What else did I learn from the conference? There was an impressive and varied cast list, ranging from Vladimir Putin to Google News, so here are some snippets:
• President Putin emphatically did not agree with the conference’s view that freedom of the press in Russia leaves a lot to be desired. You can read his response here. You can see from his expression he wasn’t impressed.
• Most major newspapers are now extremely serious about their websites and digital services. From what was arguably a slow start by many, they are now taking notes from us and others who got ahead early. My feeling is we’re still among the leaders in many areas – particularly AV and breaking news, where I think it will take them longer to catch up. But we can’t be complacent.
• “Convergence” was a much-used word. Listening to people like the Washington Post describe their plans, it struck me that they are almost a mirror image of ours. As a broadcaster we do audio and video like no-one else and have added what I think Emily Bell once called “a rampaging global online newspaper” only recently. The papers, on the other hand, already have global brands for their text services and are now busy getting to grips with AV. But for all of us, one of the keys to survival will be how good we are at integrating the old and new bits of our operations, changing the culture of our organisations and providing a seamless offering to users
• Starting each day early with a working “editor’s breakfast” and ending it with a networking event fuelled by free vodka makes for a rather punishing schedule
• Google News don’t want to be editors, or publishers. In an attempt (only partly successful) to allay the fears of the assembled editors, they described themselves as computer scientists and said their main interest was to get people OFF their site as quickly as possible, to the news sources they list. Product manager Nathan Stoll (who looked alarmingly young to me) said their aim was to work with news organisations, to give people greater diversity of information and “to make readers passionate about news”.
• News agencies hope to have a guaranteed future in the changing media world, because, according to AFP’s Pierre Louette, “content is king, and we deliver it”.

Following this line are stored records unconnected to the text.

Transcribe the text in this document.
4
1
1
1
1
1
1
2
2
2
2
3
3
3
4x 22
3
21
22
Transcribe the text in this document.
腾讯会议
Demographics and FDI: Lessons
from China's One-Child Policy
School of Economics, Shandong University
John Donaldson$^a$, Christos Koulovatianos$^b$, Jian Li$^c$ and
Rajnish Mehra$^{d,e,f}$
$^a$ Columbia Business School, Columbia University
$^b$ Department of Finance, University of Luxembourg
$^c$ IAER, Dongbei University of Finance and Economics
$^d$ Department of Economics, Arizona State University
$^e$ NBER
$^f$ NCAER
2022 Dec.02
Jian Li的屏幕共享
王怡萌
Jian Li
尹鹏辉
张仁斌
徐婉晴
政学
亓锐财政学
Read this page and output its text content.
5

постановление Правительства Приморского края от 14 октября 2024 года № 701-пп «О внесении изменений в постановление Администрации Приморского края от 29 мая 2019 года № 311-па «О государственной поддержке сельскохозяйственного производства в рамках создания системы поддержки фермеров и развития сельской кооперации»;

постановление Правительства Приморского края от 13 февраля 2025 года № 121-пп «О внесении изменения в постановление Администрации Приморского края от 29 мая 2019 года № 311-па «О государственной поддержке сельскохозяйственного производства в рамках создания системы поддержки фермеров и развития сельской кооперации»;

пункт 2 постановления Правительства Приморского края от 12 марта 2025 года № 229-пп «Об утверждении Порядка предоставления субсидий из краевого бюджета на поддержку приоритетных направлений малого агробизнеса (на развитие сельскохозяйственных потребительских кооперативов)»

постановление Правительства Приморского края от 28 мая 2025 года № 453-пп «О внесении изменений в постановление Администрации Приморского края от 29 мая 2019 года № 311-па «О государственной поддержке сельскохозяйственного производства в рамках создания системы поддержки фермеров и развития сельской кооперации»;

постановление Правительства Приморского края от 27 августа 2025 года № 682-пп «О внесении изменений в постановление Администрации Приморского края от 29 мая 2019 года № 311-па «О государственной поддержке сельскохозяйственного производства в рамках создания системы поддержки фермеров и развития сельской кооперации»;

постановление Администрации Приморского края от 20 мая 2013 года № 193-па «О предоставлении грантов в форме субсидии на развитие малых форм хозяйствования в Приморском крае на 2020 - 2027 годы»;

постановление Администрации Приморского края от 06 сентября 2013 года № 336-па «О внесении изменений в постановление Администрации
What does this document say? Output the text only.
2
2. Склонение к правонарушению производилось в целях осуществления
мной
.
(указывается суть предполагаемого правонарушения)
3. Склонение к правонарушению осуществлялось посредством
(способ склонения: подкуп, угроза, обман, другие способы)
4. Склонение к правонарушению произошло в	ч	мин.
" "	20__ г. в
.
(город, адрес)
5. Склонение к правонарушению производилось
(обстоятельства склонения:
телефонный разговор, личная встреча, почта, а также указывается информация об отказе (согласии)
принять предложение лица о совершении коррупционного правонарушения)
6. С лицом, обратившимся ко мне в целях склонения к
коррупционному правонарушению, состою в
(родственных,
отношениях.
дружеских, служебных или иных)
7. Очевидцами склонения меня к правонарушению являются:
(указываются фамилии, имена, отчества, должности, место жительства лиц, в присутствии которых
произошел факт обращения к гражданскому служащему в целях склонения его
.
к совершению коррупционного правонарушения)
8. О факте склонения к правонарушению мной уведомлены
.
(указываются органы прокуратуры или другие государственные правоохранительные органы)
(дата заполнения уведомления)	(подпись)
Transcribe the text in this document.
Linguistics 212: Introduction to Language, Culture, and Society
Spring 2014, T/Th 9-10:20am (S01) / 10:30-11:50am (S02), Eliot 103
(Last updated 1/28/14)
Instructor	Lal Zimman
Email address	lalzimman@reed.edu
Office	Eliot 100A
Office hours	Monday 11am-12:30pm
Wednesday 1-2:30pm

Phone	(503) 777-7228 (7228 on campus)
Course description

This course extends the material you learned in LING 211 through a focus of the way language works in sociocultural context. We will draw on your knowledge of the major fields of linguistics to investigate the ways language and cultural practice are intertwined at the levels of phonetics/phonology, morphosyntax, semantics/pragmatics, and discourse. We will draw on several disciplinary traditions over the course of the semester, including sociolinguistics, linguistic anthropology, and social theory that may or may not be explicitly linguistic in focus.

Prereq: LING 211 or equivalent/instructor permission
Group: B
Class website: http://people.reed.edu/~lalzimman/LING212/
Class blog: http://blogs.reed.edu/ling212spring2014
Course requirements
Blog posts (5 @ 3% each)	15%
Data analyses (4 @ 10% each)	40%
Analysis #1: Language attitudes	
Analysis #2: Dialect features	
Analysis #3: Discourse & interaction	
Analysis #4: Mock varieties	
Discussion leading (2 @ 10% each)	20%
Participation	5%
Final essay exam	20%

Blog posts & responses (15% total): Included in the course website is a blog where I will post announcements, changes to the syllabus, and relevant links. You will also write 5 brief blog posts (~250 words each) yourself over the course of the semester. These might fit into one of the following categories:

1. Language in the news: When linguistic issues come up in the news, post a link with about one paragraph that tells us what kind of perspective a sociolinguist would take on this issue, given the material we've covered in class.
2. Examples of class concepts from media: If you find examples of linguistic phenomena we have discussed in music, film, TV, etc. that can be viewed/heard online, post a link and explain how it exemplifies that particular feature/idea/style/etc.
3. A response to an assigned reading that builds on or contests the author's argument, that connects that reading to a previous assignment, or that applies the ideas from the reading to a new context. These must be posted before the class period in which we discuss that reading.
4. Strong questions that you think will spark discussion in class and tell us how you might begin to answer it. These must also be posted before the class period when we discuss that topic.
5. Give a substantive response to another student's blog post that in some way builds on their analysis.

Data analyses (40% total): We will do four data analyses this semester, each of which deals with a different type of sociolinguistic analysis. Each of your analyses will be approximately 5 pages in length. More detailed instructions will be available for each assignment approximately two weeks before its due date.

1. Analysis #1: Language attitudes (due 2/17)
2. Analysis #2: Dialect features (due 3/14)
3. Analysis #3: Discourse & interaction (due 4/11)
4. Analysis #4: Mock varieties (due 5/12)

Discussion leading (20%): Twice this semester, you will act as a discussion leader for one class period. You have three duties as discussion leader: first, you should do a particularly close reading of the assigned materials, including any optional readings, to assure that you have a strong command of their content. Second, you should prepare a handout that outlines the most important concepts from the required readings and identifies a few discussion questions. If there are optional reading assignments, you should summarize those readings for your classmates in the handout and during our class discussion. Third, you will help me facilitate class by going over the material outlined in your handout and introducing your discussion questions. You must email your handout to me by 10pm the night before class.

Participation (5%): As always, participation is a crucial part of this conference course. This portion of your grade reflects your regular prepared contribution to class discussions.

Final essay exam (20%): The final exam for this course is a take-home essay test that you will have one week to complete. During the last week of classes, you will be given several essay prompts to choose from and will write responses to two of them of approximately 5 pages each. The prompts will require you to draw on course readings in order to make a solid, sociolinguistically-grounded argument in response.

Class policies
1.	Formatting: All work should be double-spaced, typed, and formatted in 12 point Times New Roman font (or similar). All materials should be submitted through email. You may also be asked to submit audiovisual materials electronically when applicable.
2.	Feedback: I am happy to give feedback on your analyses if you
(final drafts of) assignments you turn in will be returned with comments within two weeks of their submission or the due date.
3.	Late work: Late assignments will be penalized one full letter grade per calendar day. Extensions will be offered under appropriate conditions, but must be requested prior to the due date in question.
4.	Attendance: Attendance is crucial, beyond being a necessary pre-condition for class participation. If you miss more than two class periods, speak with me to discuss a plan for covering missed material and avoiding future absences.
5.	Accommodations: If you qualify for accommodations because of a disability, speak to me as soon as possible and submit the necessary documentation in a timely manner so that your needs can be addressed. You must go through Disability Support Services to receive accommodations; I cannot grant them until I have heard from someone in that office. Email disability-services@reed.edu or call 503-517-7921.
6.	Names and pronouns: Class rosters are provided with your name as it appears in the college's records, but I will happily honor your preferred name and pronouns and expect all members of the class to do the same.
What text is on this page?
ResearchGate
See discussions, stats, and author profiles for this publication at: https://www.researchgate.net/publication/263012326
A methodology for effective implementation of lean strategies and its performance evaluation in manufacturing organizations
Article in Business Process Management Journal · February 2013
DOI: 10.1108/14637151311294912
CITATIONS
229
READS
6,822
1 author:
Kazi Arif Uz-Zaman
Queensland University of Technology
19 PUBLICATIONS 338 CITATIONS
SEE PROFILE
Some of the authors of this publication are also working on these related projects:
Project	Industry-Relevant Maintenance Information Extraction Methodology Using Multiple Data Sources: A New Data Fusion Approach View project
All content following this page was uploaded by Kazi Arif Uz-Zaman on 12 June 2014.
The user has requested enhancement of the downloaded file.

• Microsoft have developed new software which they say will make newspapers (and text in general) easier and more fun to read online. They’ve developed something called “Times Reader” with the New York Times which eliminates scrolling, adapts to fit to any screen size and has clearer fonts. Bill Hill, head of advanced reading technologies at Microsoft, delivered his speech in ponytail, beard, kilt and sporran, which I thought made it doubly impressive. You can read about it here.
Aside from the guru designation, how did my speech go down? Well I managed to answer one questioner who quizzed me in French, which was a bit of a personal triumph, but that aside, the gist was that BBC News is doing more with interactivity than most other major news organisations, particularly when it comes to integrating it usefully into our journalism, which for me is the acid test.
But they also got the message that to do this well needs resources and commitment.